Wood died on Christmas Eve at age 88. His family members said they planned to sell the house at 1257 Hartley but worried that the adjacent eyesore would bring down its value. They hoped it would be torn down before they got their house ready for market.

The Telegraph’s efforts to reach Wood’s grandson Stevie Clements for an update on their situation were unsuccessful. A request for any new Municipal Court action relating to 1261 Hartley St. turned up only a three-year-old citation, a list of the owner’s missed court appearances and a short form from November 2011.

Code officials described the case on the property as “pretty straightforward,” but a newspaper request for five years of records turned up more than 150 pages, including complaints from two other neighbors.

Code inspectors filed notice after notice of various violations, but there was practically no action, either from the government or the property’s owners. Each time the house changed hands — it did so twice in five years — the enforcement process started over.

That last happened when a man named Sean Tucker bought the house at a bankruptcy sale in May 2010. Then, by late 2011, he had dropped off local government’s radar. Government officials haven’t heard from him since. They kept sending notices to his last address, even though they knew it to be invalid.

After two years of unanswered letters, one sent on Dec. 6, 2013, said the city would take demolition bids. But officials said at the time that one more attempt must be made to reach Tucker. Then the house would go on the abatement list, which meant waiting for a contractor to screen it for asbestos and other environmental hazards; then another wait on the list for actual demolition, all of which can take months.
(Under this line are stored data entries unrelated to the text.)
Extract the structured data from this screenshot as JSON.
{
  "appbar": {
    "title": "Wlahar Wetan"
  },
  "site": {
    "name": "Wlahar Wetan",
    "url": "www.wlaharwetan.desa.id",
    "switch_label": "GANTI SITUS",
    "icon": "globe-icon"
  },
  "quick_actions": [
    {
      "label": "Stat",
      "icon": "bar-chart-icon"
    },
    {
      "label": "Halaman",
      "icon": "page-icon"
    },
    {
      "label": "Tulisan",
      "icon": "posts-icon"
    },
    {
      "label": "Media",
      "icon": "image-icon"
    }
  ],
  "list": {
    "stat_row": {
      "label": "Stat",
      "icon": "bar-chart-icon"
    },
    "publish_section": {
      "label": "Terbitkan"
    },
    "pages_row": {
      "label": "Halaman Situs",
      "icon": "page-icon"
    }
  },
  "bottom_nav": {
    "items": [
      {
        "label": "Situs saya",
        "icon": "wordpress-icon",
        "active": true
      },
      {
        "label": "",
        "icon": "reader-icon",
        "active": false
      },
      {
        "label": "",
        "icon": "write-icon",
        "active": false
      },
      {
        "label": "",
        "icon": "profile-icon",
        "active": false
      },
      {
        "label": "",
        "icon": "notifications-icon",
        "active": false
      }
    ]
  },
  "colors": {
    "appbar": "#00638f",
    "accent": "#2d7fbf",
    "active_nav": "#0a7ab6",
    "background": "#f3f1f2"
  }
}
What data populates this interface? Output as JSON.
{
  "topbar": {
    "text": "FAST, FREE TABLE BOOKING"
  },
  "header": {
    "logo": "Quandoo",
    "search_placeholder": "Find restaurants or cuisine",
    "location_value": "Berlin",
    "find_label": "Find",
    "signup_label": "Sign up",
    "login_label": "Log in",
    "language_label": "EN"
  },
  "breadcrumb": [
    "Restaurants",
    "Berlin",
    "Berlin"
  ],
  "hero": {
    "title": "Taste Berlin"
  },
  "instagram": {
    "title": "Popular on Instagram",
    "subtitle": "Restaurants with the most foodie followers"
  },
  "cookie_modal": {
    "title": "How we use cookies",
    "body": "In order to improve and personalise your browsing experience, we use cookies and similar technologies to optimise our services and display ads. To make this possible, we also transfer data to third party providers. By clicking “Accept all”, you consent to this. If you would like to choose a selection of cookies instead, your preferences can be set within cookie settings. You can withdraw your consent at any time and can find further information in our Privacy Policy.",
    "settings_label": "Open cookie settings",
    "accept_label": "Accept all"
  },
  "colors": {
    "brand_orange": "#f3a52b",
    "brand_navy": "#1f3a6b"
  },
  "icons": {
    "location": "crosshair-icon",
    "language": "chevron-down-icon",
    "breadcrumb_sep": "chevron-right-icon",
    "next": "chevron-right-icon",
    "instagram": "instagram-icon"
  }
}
Changes made to code enforcement organization and software early this year should keep more notices from going to invalid addresses, said Tom Buttram, director of Business Development Services, which now oversees code enforcement.

But with the new title search requirement from Municipal Court, 1261 Hartley St. isn’t even on the list for asbestos abatement yet. Baker said code officials are checking with the county attorney’s office to establish exactly how far they have to go in title searches.

Meanwhile, though there isn’t a for-sale sign in the yard, Wood’s former home is listed by Fickling & Co. Realtors for $35,000. It’s been on the market for more than three months, and the asking price is about 5 percent below its assessed tax value.